The first layer of weights in the network encodes the word vectors; the second layer the label vectors. During training, at any given text window, each word vector is moved closer to a randomly chosen label vector for the current document. Each document id label is seen only once per training epoch, but if we train over many epochs, then:

1. We expect the label vector associated to a document id to be pushed closer to the average of the word vectors this document contains, and
2. We expect the vector associated to a user id to be pushed closer to the average of the vectors of all words mentioned in each document seen by that user.

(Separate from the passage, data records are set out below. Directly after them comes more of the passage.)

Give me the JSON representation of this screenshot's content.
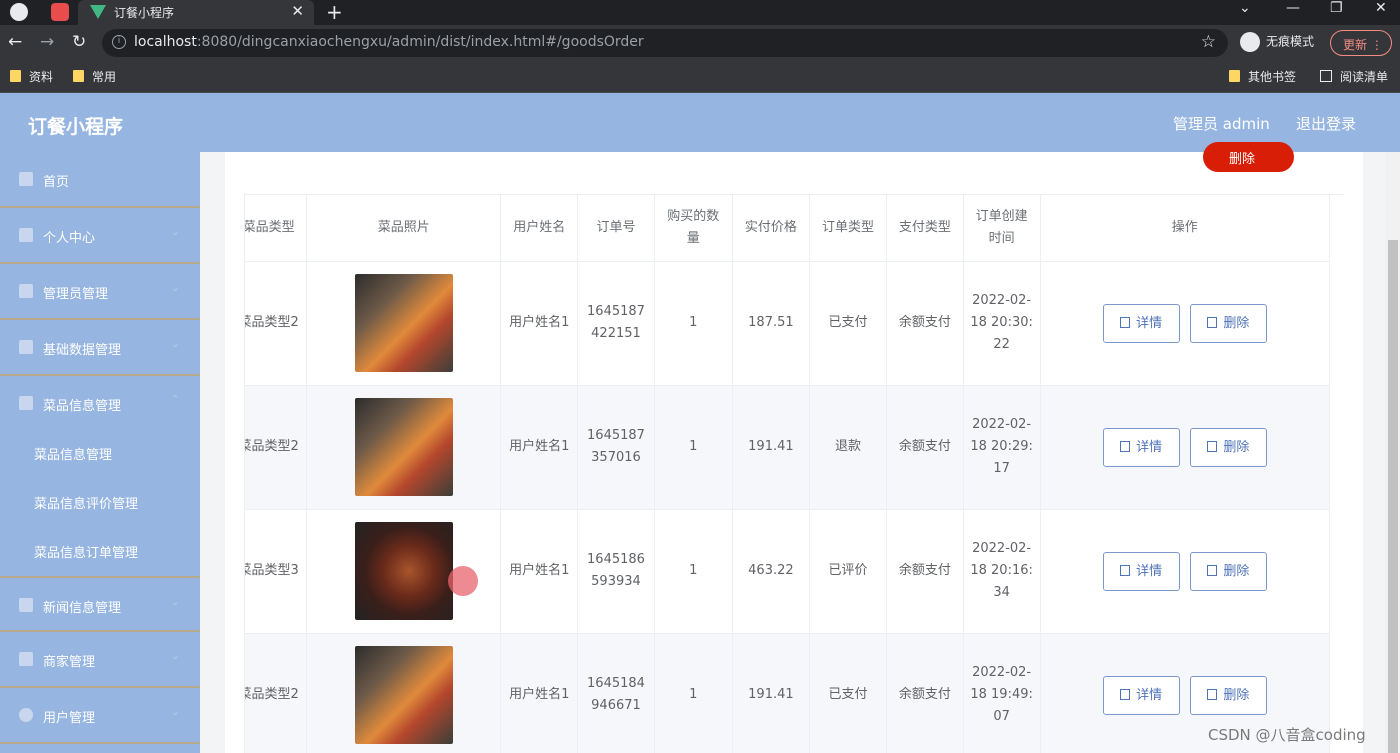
{
  "browser": {
    "tab_title": "订餐小程序",
    "url_host": "localhost",
    "url_rest": ":8080/dingcanxiaochengxu/admin/dist/index.html#/goodsOrder",
    "incognito_label": "无痕模式",
    "update_label": "更新",
    "bookmarks": [
      "资料",
      "常用"
    ],
    "other_bookmarks": "其他书签",
    "reading_list": "阅读清单"
  },
  "header": {
    "title": "订餐小程序",
    "admin_label": "管理员 admin",
    "logout": "退出登录"
  },
  "sidebar": {
    "items": [
      {
        "label": "首页",
        "icon": "home-icon"
      },
      {
        "label": "个人中心",
        "icon": "user-icon"
      },
      {
        "label": "管理员管理",
        "icon": "admin-icon"
      },
      {
        "label": "基础数据管理",
        "icon": "data-icon"
      },
      {
        "label": "菜品信息管理",
        "icon": "dish-icon"
      },
      {
        "label": "新闻信息管理",
        "icon": "news-icon"
      },
      {
        "label": "商家管理",
        "icon": "shop-icon"
      },
      {
        "label": "用户管理",
        "icon": "users-icon"
      }
    ],
    "subitems": [
      "菜品信息管理",
      "菜品信息评价管理",
      "菜品信息订单管理"
    ]
  },
  "toolbar": {
    "delete_label": "删除"
  },
  "table": {
    "headers": [
      "菜品类型",
      "菜品照片",
      "用户姓名",
      "订单号",
      "购买的数量",
      "实付价格",
      "订单类型",
      "支付类型",
      "订单创建时间",
      "操作"
    ],
    "detail_label": "详情",
    "delete_label": "删除",
    "rows": [
      {
        "type": "菜品类型2",
        "user": "用户姓名1",
        "order_no": "1645187422151",
        "qty": "1",
        "price": "187.51",
        "order_type": "已支付",
        "pay_type": "余额支付",
        "created": "2022-02-18 20:30:22"
      },
      {
        "type": "菜品类型2",
        "user": "用户姓名1",
        "order_no": "1645187357016",
        "qty": "1",
        "price": "191.41",
        "order_type": "退款",
        "pay_type": "余额支付",
        "created": "2022-02-18 20:29:17"
      },
      {
        "type": "菜品类型3",
        "user": "用户姓名1",
        "order_no": "1645186593934",
        "qty": "1",
        "price": "463.22",
        "order_type": "已评价",
        "pay_type": "余额支付",
        "created": "2022-02-18 20:16:34"
      },
      {
        "type": "菜品类型2",
        "user": "用户姓名1",
        "order_no": "1645184946671",
        "qty": "1",
        "price": "191.41",
        "order_type": "已支付",
        "pay_type": "余额支付",
        "created": "2022-02-18 19:49:07"
      }
    ]
  },
  "watermark": "CSDN @八音盒coding",
  "colors": {
    "header": "#96b5e0",
    "danger": "#d81e06",
    "primary_outline": "#7b99cc"
  }
}
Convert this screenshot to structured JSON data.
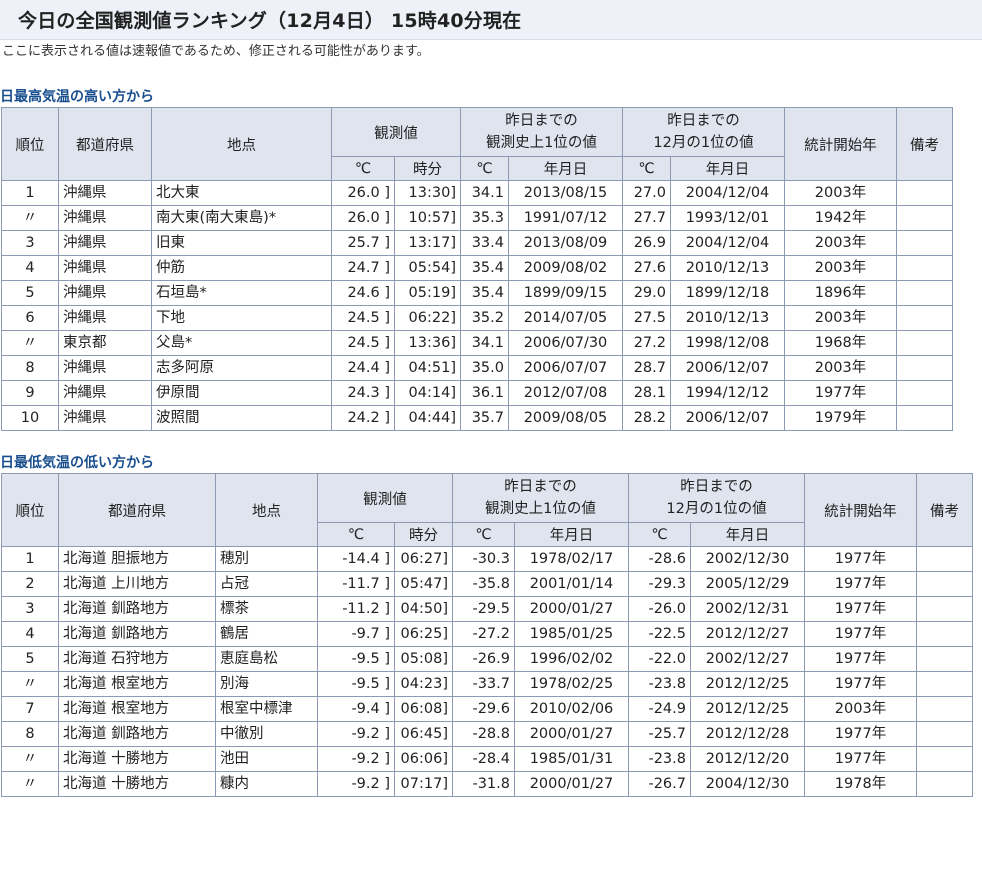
{
  "title": "今日の全国観測値ランキング（12月4日） 15時40分現在",
  "notice": "ここに表示される値は速報値であるため、修正される可能性があります。",
  "headers": {
    "rank": "順位",
    "pref": "都道府県",
    "station": "地点",
    "observed": "観測値",
    "record_all": "昨日までの\n観測史上1位の値",
    "record_month": "昨日までの\n12月の1位の値",
    "stat_start": "統計開始年",
    "note": "備考",
    "celsius": "℃",
    "time": "時分",
    "date": "年月日"
  },
  "high": {
    "title": "日最高気温の高い方から",
    "rows": [
      {
        "rank": "1",
        "pref": "沖縄県",
        "station": "北大東",
        "value": "26.0 ]",
        "time": "13:30]",
        "rec_val": "34.1",
        "rec_date": "2013/08/15",
        "mon_val": "27.0",
        "mon_date": "2004/12/04",
        "start": "2003年",
        "note": ""
      },
      {
        "rank": "〃",
        "pref": "沖縄県",
        "station": "南大東(南大東島)*",
        "value": "26.0 ]",
        "time": "10:57]",
        "rec_val": "35.3",
        "rec_date": "1991/07/12",
        "mon_val": "27.7",
        "mon_date": "1993/12/01",
        "start": "1942年",
        "note": ""
      },
      {
        "rank": "3",
        "pref": "沖縄県",
        "station": "旧東",
        "value": "25.7 ]",
        "time": "13:17]",
        "rec_val": "33.4",
        "rec_date": "2013/08/09",
        "mon_val": "26.9",
        "mon_date": "2004/12/04",
        "start": "2003年",
        "note": ""
      },
      {
        "rank": "4",
        "pref": "沖縄県",
        "station": "仲筋",
        "value": "24.7 ]",
        "time": "05:54]",
        "rec_val": "35.4",
        "rec_date": "2009/08/02",
        "mon_val": "27.6",
        "mon_date": "2010/12/13",
        "start": "2003年",
        "note": ""
      },
      {
        "rank": "5",
        "pref": "沖縄県",
        "station": "石垣島*",
        "value": "24.6 ]",
        "time": "05:19]",
        "rec_val": "35.4",
        "rec_date": "1899/09/15",
        "mon_val": "29.0",
        "mon_date": "1899/12/18",
        "start": "1896年",
        "note": ""
      },
      {
        "rank": "6",
        "pref": "沖縄県",
        "station": "下地",
        "value": "24.5 ]",
        "time": "06:22]",
        "rec_val": "35.2",
        "rec_date": "2014/07/05",
        "mon_val": "27.5",
        "mon_date": "2010/12/13",
        "start": "2003年",
        "note": ""
      },
      {
        "rank": "〃",
        "pref": "東京都",
        "station": "父島*",
        "value": "24.5 ]",
        "time": "13:36]",
        "rec_val": "34.1",
        "rec_date": "2006/07/30",
        "mon_val": "27.2",
        "mon_date": "1998/12/08",
        "start": "1968年",
        "note": ""
      },
      {
        "rank": "8",
        "pref": "沖縄県",
        "station": "志多阿原",
        "value": "24.4 ]",
        "time": "04:51]",
        "rec_val": "35.0",
        "rec_date": "2006/07/07",
        "mon_val": "28.7",
        "mon_date": "2006/12/07",
        "start": "2003年",
        "note": ""
      },
      {
        "rank": "9",
        "pref": "沖縄県",
        "station": "伊原間",
        "value": "24.3 ]",
        "time": "04:14]",
        "rec_val": "36.1",
        "rec_date": "2012/07/08",
        "mon_val": "28.1",
        "mon_date": "1994/12/12",
        "start": "1977年",
        "note": ""
      },
      {
        "rank": "10",
        "pref": "沖縄県",
        "station": "波照間",
        "value": "24.2 ]",
        "time": "04:44]",
        "rec_val": "35.7",
        "rec_date": "2009/08/05",
        "mon_val": "28.2",
        "mon_date": "2006/12/07",
        "start": "1979年",
        "note": ""
      }
    ]
  },
  "low": {
    "title": "日最低気温の低い方から",
    "rows": [
      {
        "rank": "1",
        "pref": "北海道 胆振地方",
        "station": "穂別",
        "value": "-14.4 ]",
        "time": "06:27]",
        "rec_val": "-30.3",
        "rec_date": "1978/02/17",
        "mon_val": "-28.6",
        "mon_date": "2002/12/30",
        "start": "1977年",
        "note": ""
      },
      {
        "rank": "2",
        "pref": "北海道 上川地方",
        "station": "占冠",
        "value": "-11.7 ]",
        "time": "05:47]",
        "rec_val": "-35.8",
        "rec_date": "2001/01/14",
        "mon_val": "-29.3",
        "mon_date": "2005/12/29",
        "start": "1977年",
        "note": ""
      },
      {
        "rank": "3",
        "pref": "北海道 釧路地方",
        "station": "標茶",
        "value": "-11.2 ]",
        "time": "04:50]",
        "rec_val": "-29.5",
        "rec_date": "2000/01/27",
        "mon_val": "-26.0",
        "mon_date": "2002/12/31",
        "start": "1977年",
        "note": ""
      },
      {
        "rank": "4",
        "pref": "北海道 釧路地方",
        "station": "鶴居",
        "value": "-9.7 ]",
        "time": "06:25]",
        "rec_val": "-27.2",
        "rec_date": "1985/01/25",
        "mon_val": "-22.5",
        "mon_date": "2012/12/27",
        "start": "1977年",
        "note": ""
      },
      {
        "rank": "5",
        "pref": "北海道 石狩地方",
        "station": "恵庭島松",
        "value": "-9.5 ]",
        "time": "05:08]",
        "rec_val": "-26.9",
        "rec_date": "1996/02/02",
        "mon_val": "-22.0",
        "mon_date": "2002/12/27",
        "start": "1977年",
        "note": ""
      },
      {
        "rank": "〃",
        "pref": "北海道 根室地方",
        "station": "別海",
        "value": "-9.5 ]",
        "time": "04:23]",
        "rec_val": "-33.7",
        "rec_date": "1978/02/25",
        "mon_val": "-23.8",
        "mon_date": "2012/12/25",
        "start": "1977年",
        "note": ""
      },
      {
        "rank": "7",
        "pref": "北海道 根室地方",
        "station": "根室中標津",
        "value": "-9.4 ]",
        "time": "06:08]",
        "rec_val": "-29.6",
        "rec_date": "2010/02/06",
        "mon_val": "-24.9",
        "mon_date": "2012/12/25",
        "start": "2003年",
        "note": ""
      },
      {
        "rank": "8",
        "pref": "北海道 釧路地方",
        "station": "中徹別",
        "value": "-9.2 ]",
        "time": "06:45]",
        "rec_val": "-28.8",
        "rec_date": "2000/01/27",
        "mon_val": "-25.7",
        "mon_date": "2012/12/28",
        "start": "1977年",
        "note": ""
      },
      {
        "rank": "〃",
        "pref": "北海道 十勝地方",
        "station": "池田",
        "value": "-9.2 ]",
        "time": "06:06]",
        "rec_val": "-28.4",
        "rec_date": "1985/01/31",
        "mon_val": "-23.8",
        "mon_date": "2012/12/20",
        "start": "1977年",
        "note": ""
      },
      {
        "rank": "〃",
        "pref": "北海道 十勝地方",
        "station": "糠内",
        "value": "-9.2 ]",
        "time": "07:17]",
        "rec_val": "-31.8",
        "rec_date": "2000/01/27",
        "mon_val": "-26.7",
        "mon_date": "2004/12/30",
        "start": "1978年",
        "note": ""
      }
    ]
  }
}
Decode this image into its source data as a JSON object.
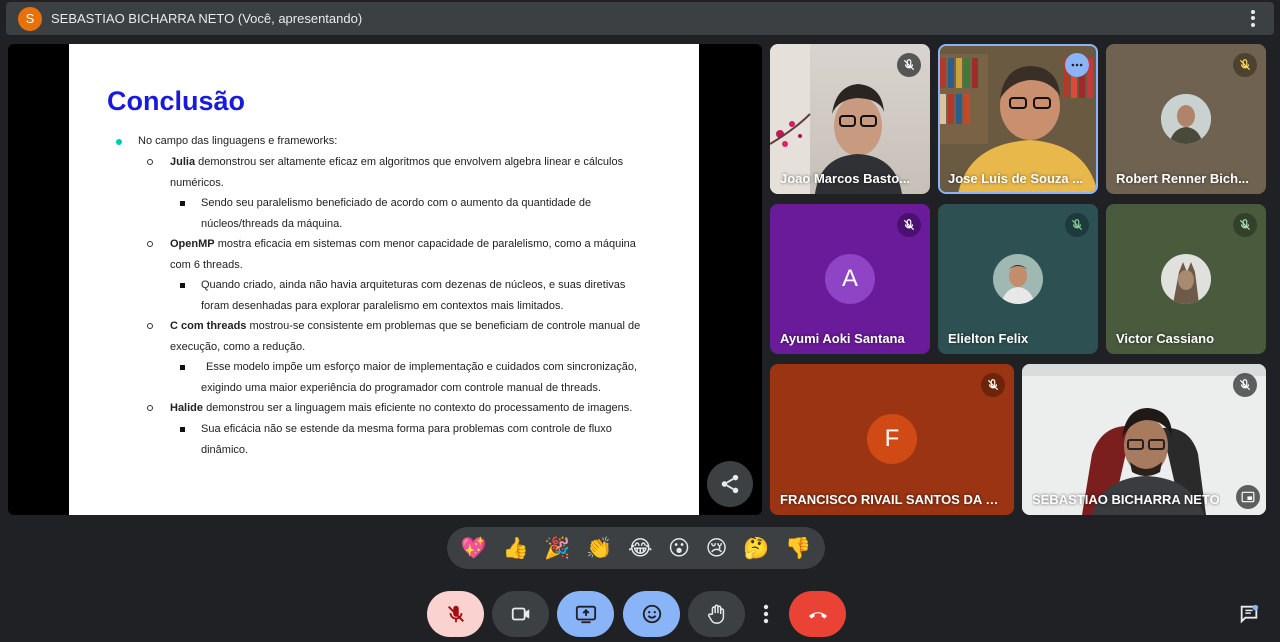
{
  "presenter_bar": {
    "avatar_letter": "S",
    "title": "SEBASTIAO BICHARRA NETO (Você, apresentando)"
  },
  "slide": {
    "title": "Conclusão",
    "intro": "No campo das linguagens e frameworks:",
    "julia_bold": "Julia",
    "julia_text_1": "demonstrou ser altamente eficaz em algoritmos que envolvem algebra linear e cálculos",
    "julia_text_2": "numéricos.",
    "julia_sub_1": "Sendo seu paralelismo beneficiado de acordo com o aumento da quantidade de",
    "julia_sub_2": "núcleos/threads da máquina.",
    "openmp_bold": "OpenMP",
    "openmp_text_1": "mostra eficacia em sistemas com menor capacidade de paralelismo, como a máquina",
    "openmp_text_2": "com 6 threads.",
    "openmp_sub_1": "Quando criado, ainda não havia arquiteturas com dezenas de núcleos, e suas diretivas",
    "openmp_sub_2": "foram desenhadas para explorar paralelismo em contextos mais limitados.",
    "c_bold": "C com threads",
    "c_text_1": "mostrou-se consistente em problemas que se beneficiam de controle manual de",
    "c_text_2": "execução, como a redução.",
    "c_sub_1": "Esse modelo impõe um esforço maior de implementação e cuidados com sincronização,",
    "c_sub_2": "exigindo uma maior experiência do programador com controle manual de threads.",
    "halide_bold": "Halide",
    "halide_text_1": "demonstrou ser a linguagem mais eficiente no contexto do processamento de imagens.",
    "halide_sub_1": "Sua eficácia não se estende da mesma forma para problemas com controle de fluxo",
    "halide_sub_2": "dinâmico."
  },
  "participants": [
    {
      "name": "Joao Marcos Basto..."
    },
    {
      "name": "Jose Luis de Souza ..."
    },
    {
      "name": "Robert Renner Bich..."
    },
    {
      "name": "Ayumi Aoki Santana",
      "letter": "A",
      "color": "#6a1b9a"
    },
    {
      "name": "Elielton Felix"
    },
    {
      "name": "Victor Cassiano"
    },
    {
      "name": "FRANCISCO RIVAIL SANTOS DA L...",
      "letter": "F",
      "color": "#b23a12"
    },
    {
      "name": "SEBASTIAO BICHARRA NETO"
    }
  ],
  "reactions": [
    "💖",
    "👍",
    "🎉",
    "👏",
    "😂",
    "😮",
    "😢",
    "🤔",
    "👎"
  ],
  "colors": {
    "mic_off_bg": "#fad2cf",
    "active_blue": "#8ab4f8",
    "hangup_red": "#ea4335",
    "control_gray": "#3c4043"
  }
}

If both the above hold, then label vectors of document ids and label vectors of user ids will be tend to be moved closer to one another, provided the given document has been seen by the given user. For the same reason, it will also be the case that any two users with similar reading tastes, and any two documents attracting users with similar reading tastes, will have similar vectorisations.

## Results

We measured the performance of the model as follows:

1. For each user_id/doc_id pair(u, d) in the test set, compute the cosine similarity of vec(u) with vec(d'), where d' varies across all documents in the test set; this is by definition the score s(u, d') of (u, d').
2. Write these scores s(u, d') in descending order in a list L, and record the position in which s(u, d) occurs.
3. Now compute the "decimal percentile" of s(u, d) in L: if it is in first place, assign it a score of 0.0, if it is in last place, give it 1.0; in the middle is 0.5. Call this number the "percentile rank" pr(u, d) of the pair (u, d).
4. We measure the performance of the model as the mean of pr(u, d) across all 30,000 pairs (u, d).

The best model trained in this way achieved a score of around 0.093. A model that understood nothing would achieve a score of 0.5 -- meaning that the score s(u, d) would be half-way down the list of test scores on average -- so this is significantly better than random. However, this result is not as good as our current state-of-the-art model (CSOA), which achieves a score of less than 0.01. However, the CSOA is also trained on around 100 times more data. The next step is to train a fastText model on this larger data set. The experiment continues!